Ireland’s first major Data Protection Civil Litigation Case.
Ireland’s Experience with Civil Litigation
Ireland saw its first major data protection civil litigation case in 2012. Fintan Lawlor from Lawlor Partners in Dublin — who represented the plaintiff — told PL&B that the case secured €15,000 in damages for breach of Ireland’s Data Protection Act 1998 and 2003 at the Circuit Court, but the decision was subsequently overturned by the High Court.
A policy holder, Michael Collins, a painter and decorator, had brought a claim against insurance company, FBD. Collins had a motor insurance policy with FBD for his work van. But when making a claim under his insurance policy for a theft of this vehicle, FBD refused to pay, claiming Collins had not disclosed a previous criminal conviction on the policy application
Collins first made a Subject Access Request to FBD, and subsequently complained to the Irish DP Commissioner about the refusal to hand over information.

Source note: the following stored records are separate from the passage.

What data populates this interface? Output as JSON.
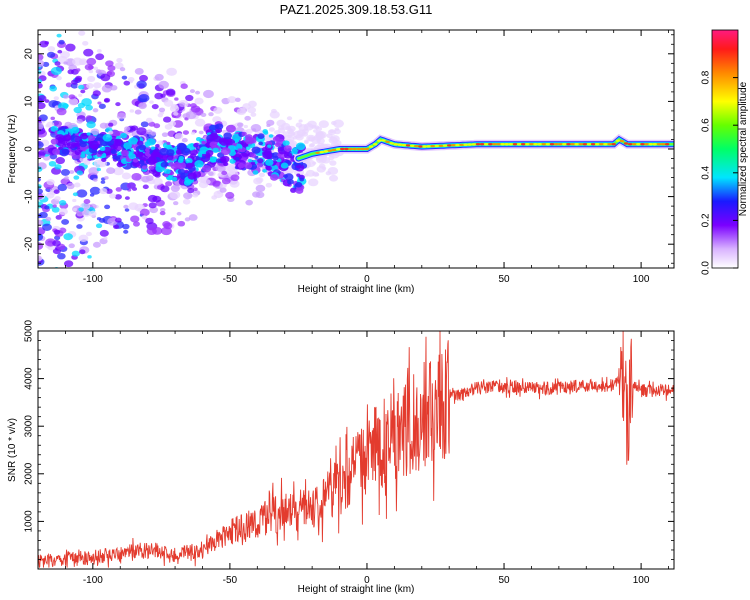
{
  "title": "PAZ1.2025.309.18.53.G11",
  "chart_data": [
    {
      "type": "heatmap",
      "title": "PAZ1.2025.309.18.53.G11",
      "xlabel": "Height of straight line (km)",
      "ylabel": "Frequency (Hz)",
      "xlim": [
        -120,
        112
      ],
      "ylim": [
        -25,
        25
      ],
      "xticks": [
        -100,
        -50,
        0,
        50,
        100
      ],
      "yticks": [
        -20,
        -10,
        0,
        10,
        20
      ],
      "colorbar": {
        "label": "Normalized spectral amplitude",
        "range": [
          0,
          1
        ],
        "ticks": [
          "0.0",
          "0.2",
          "0.4",
          "0.6",
          "0.8"
        ]
      },
      "ridge": {
        "description": "dominant frequency track",
        "x": [
          -110,
          -95,
          -85,
          -75,
          -65,
          -55,
          -45,
          -35,
          -25,
          -20,
          -10,
          0,
          3,
          5,
          10,
          20,
          40,
          60,
          80,
          90,
          92,
          95,
          100,
          112
        ],
        "y": [
          2,
          1,
          0,
          -1,
          -2,
          3,
          2,
          1,
          -2,
          -1,
          0,
          0,
          1,
          2,
          1,
          0.5,
          1,
          1,
          1,
          1,
          2,
          1,
          1,
          1
        ]
      }
    },
    {
      "type": "line",
      "xlabel": "Height of straight line (km)",
      "ylabel": "SNR (10 * v/v)",
      "xlim": [
        -120,
        112
      ],
      "ylim": [
        0,
        5000
      ],
      "xticks": [
        -100,
        -50,
        0,
        50,
        100
      ],
      "yticks": [
        1000,
        2000,
        3000,
        4000,
        5000
      ],
      "series": [
        {
          "name": "SNR",
          "color": "#e33b2e",
          "x": [
            -120,
            -110,
            -100,
            -90,
            -80,
            -70,
            -60,
            -50,
            -40,
            -30,
            -20,
            -10,
            0,
            10,
            20,
            30,
            40,
            50,
            60,
            70,
            80,
            90,
            93,
            95,
            97,
            100,
            112
          ],
          "y": [
            150,
            200,
            250,
            300,
            400,
            300,
            400,
            800,
            1000,
            1200,
            1300,
            1800,
            2400,
            2800,
            3200,
            3600,
            3800,
            3850,
            3800,
            3800,
            3850,
            3850,
            4300,
            3000,
            3900,
            3750,
            3750
          ]
        }
      ]
    }
  ]
}
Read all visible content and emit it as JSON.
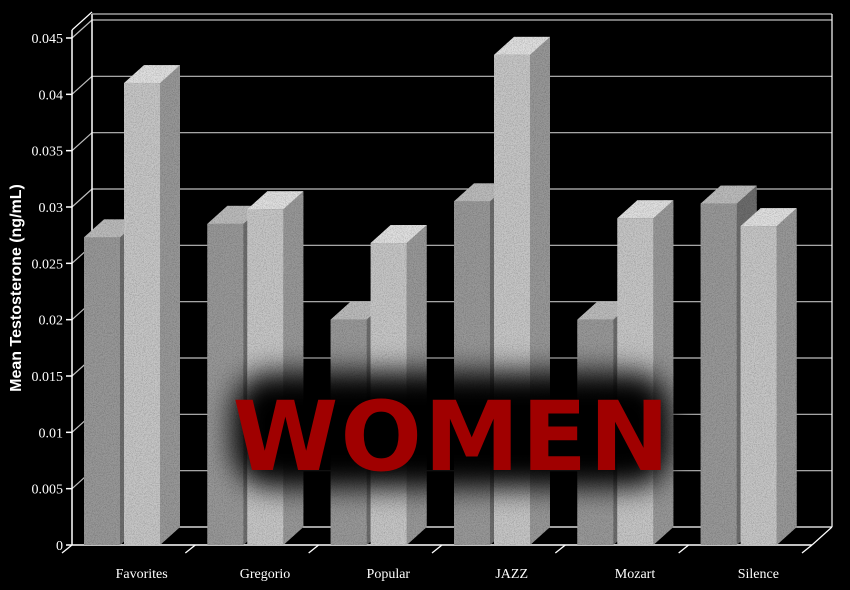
{
  "colors": {
    "background": "#000000",
    "grid": "#bdbdbd",
    "overlay_text": "#a00000"
  },
  "overlay": {
    "text": "WOMEN"
  },
  "chart_data": {
    "type": "bar",
    "title": "",
    "xlabel": "",
    "ylabel": "Mean Testosterone (ng/mL)",
    "ylim": [
      0,
      0.045
    ],
    "yticks": [
      "0",
      "0.005",
      "0.01",
      "0.015",
      "0.02",
      "0.025",
      "0.03",
      "0.035",
      "0.04",
      "0.045"
    ],
    "grid": true,
    "legend": "none",
    "categories": [
      "Favorites",
      "Gregorio",
      "Popular",
      "JAZZ",
      "Mozart",
      "Silence"
    ],
    "series": [
      {
        "values": [
          0.0273,
          0.0285,
          0.02,
          0.0305,
          0.02,
          0.0303
        ]
      },
      {
        "values": [
          0.041,
          0.0298,
          0.0268,
          0.0435,
          0.029,
          0.0283
        ]
      }
    ]
  }
}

The Commissioner investigated and made a formal decision that FBD had breached Section 4 of the DP Act by failing to provide all relevant personal data to Collins within 40 days of his request.
Representing Collins, Lawlor found out that FBD had commissioned a private investigator to snoop on Collins in connection with a previous criminal conviction. This led to a second complaint being made by Collins to the Commissioner.
Lawlor contacted FBD to see if the case could be settled. The case was taken to trial in the Circuit Court. The jurisdiction of the court (at the time) was between €6 – €38K, but the Court had never made an order for damages under the Data Protection legislation before.
Although FBD did not dispute the breach of DP Act, it appealed to the High Court against the award of damages. The judge found that Collins had not suffered any provable damages connected to FBD’s breaches of the DP Act, and overturned the previous award of €15,000 made by the Circuit Court.
“The decision in the Collins case was disappointing. It was fair and reasonable that Collins receive some compensation for the breaches committed and admitted by FBD. Perhaps an award of €15,000 was overly generous but Collins should have been entitled to some measure of damages.
The case was unprecedented and a difficult question was posed,” Lawlor said. However, Lawlor welcomed the judgment of the High Court as it had “given clarity” to section 7 of the Data Protection Act “highlighting that compensation may be
awarded where damages can be proven”.
Lawlor said he is now preparing three more civil litigation cases, seeking damages for breaches of the Data Protection Act.